My flight from LA to SF last week, fully boarded! No idea when air travel will return to normal.

·         We don’t know if you should cancel your spring break trip. Unless you are traveling to a level 3 country, that is, which means a country that has enough COVID-19 spreading around at the moment that you’ll have to self-quarantine for 14 days after returning home… if you can get home. So I would cancel those plans. The currently list of level 3 countries is on four long: China, Iran, South Korea, and Italy, but undoubtedly this will change in the days and weeks to come. I’ll add that many of the texts and emails I have received ask about other countries in western Europe and also Mexico. My answer has been that right now no one knows if return travel will remain an option, so if you really want to go hang out on that beach, think about bringing 14 extra pairs of underwear. 

·         We don’t know if your kid’s school is going to close. Right now, in most parts of the country, the answer is not likely. That’s partly because kids aren’t getting sick in the same numbers as adults, a fact likely related to all of the other corona viruses that kids get in preschool and the early grade school years – it looks like these recent infections protect them. That said, schools may close if the adults who run them and teach there begin to get sick. They may also close if a parent of a student is infected or just in an effort to minimize spread among large groups of people. Viruses love big groups.  

·         We don’t know if you can get coronavirus through prepared foods, swimming pools, or from your pet, though all of these look pretty unlikely at the moment. The WHO has a great myth-busters resource page, though, worth checking out. Hopefully they will add more info over the days to come. 

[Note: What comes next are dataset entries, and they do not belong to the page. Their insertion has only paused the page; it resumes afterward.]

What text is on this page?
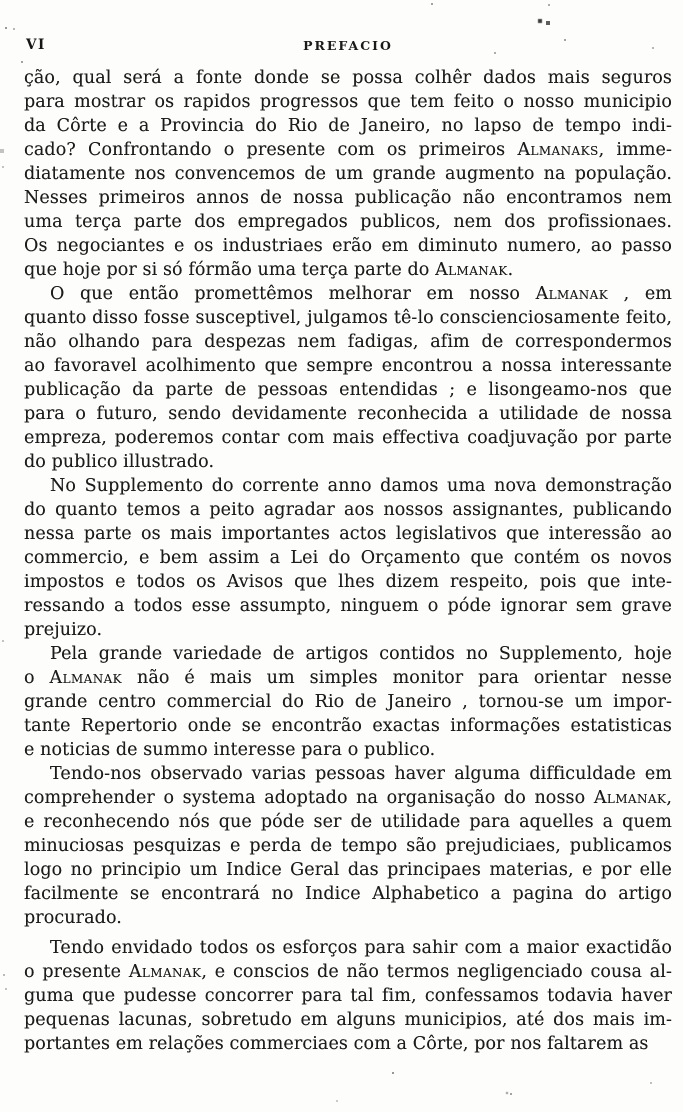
VI	PREFACIO
ção, qual será a fonte donde se possa colhêr dados mais seguros
para mostrar os rapidos progressos que tem feito o nosso municipio
da Côrte e a Provincia do Rio de Janeiro, no lapso de tempo indi-
cado? Confrontando o presente com os primeiros Almanaks, imme-
diatamente nos convencemos de um grande augmento na população.
Nesses primeiros annos de nossa publicação não encontramos nem
uma terça parte dos empregados publicos, nem dos profissionaes.
Os negociantes e os industriaes erão em diminuto numero, ao passo
que hoje por si só fórmão uma terça parte do Almanak.
O que então promettêmos melhorar em nosso Almanak , em
quanto disso fosse susceptivel, julgamos tê-lo conscienciosamente feito,
não olhando para despezas nem fadigas, afim de correspondermos
ao favoravel acolhimento que sempre encontrou a nossa interessante
publicação da parte de pessoas entendidas ; e lisongeamo-nos que
para o futuro, sendo devidamente reconhecida a utilidade de nossa
empreza, poderemos contar com mais effectiva coadjuvação por parte
do publico illustrado.
No Supplemento do corrente anno damos uma nova demonstração
do quanto temos a peito agradar aos nossos assignantes, publicando
nessa parte os mais importantes actos legislativos que interessão ao
commercio, e bem assim a Lei do Orçamento que contém os novos
impostos e todos os Avisos que lhes dizem respeito, pois que inte-
ressando a todos esse assumpto, ninguem o póde ignorar sem grave
prejuizo.
Pela grande variedade de artigos contidos no Supplemento, hoje
o Almanak não é mais um simples monitor para orientar nesse
grande centro commercial do Rio de Janeiro , tornou-se um impor-
tante Repertorio onde se encontrão exactas informações estatisticas
e noticias de summo interesse para o publico.
Tendo-nos observado varias pessoas haver alguma difficuldade em
comprehender o systema adoptado na organisação do nosso Almanak,
e reconhecendo nós que póde ser de utilidade para aquelles a quem
minuciosas pesquizas e perda de tempo são prejudiciaes, publicamos
logo no principio um Indice Geral das principaes materias, e por elle
facilmente se encontrará no Indice Alphabetico a pagina do artigo
procurado.
Tendo envidado todos os esforços para sahir com a maior exactidão
o presente Almanak, e conscios de não termos negligenciado cousa al-
guma que pudesse concorrer para tal fim, confessamos todavia haver
pequenas lacunas, sobretudo em alguns municipios, até dos mais im-
portantes em relações commerciaes com a Côrte, por nos faltarem as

·         We don’t know how long you are going to need to wash your hands and wipe down surfaces… but we do know those things work! A study done in the past few weeks looked at how COVID-19 spreads on surfaces. In Singapore, researchers went into quarantine spaces and tested surfaces in the anterooms and bathrooms of three patients living in isolation. Here’s what they found: before anyone did routine cleaning, the virus was identified on basically all surfaces tested, yes, including the toilet. But after cleaning, the virus pretty much disappeared. So cleaning works. And a big PS: samples of the air in these rooms contained no virus.   

If you are looking for some elegant articles invoking bigger-picture thinking, read this one by Bill Gates or this one by my friend and fellow doc Joon Yun. Or read anything by STAT’s Helen Branswell. There are lots of great resources out there, but there are also lots of unfounded theories and swirling fears. Choose where you get your information carefully and above all else, use basic common sense.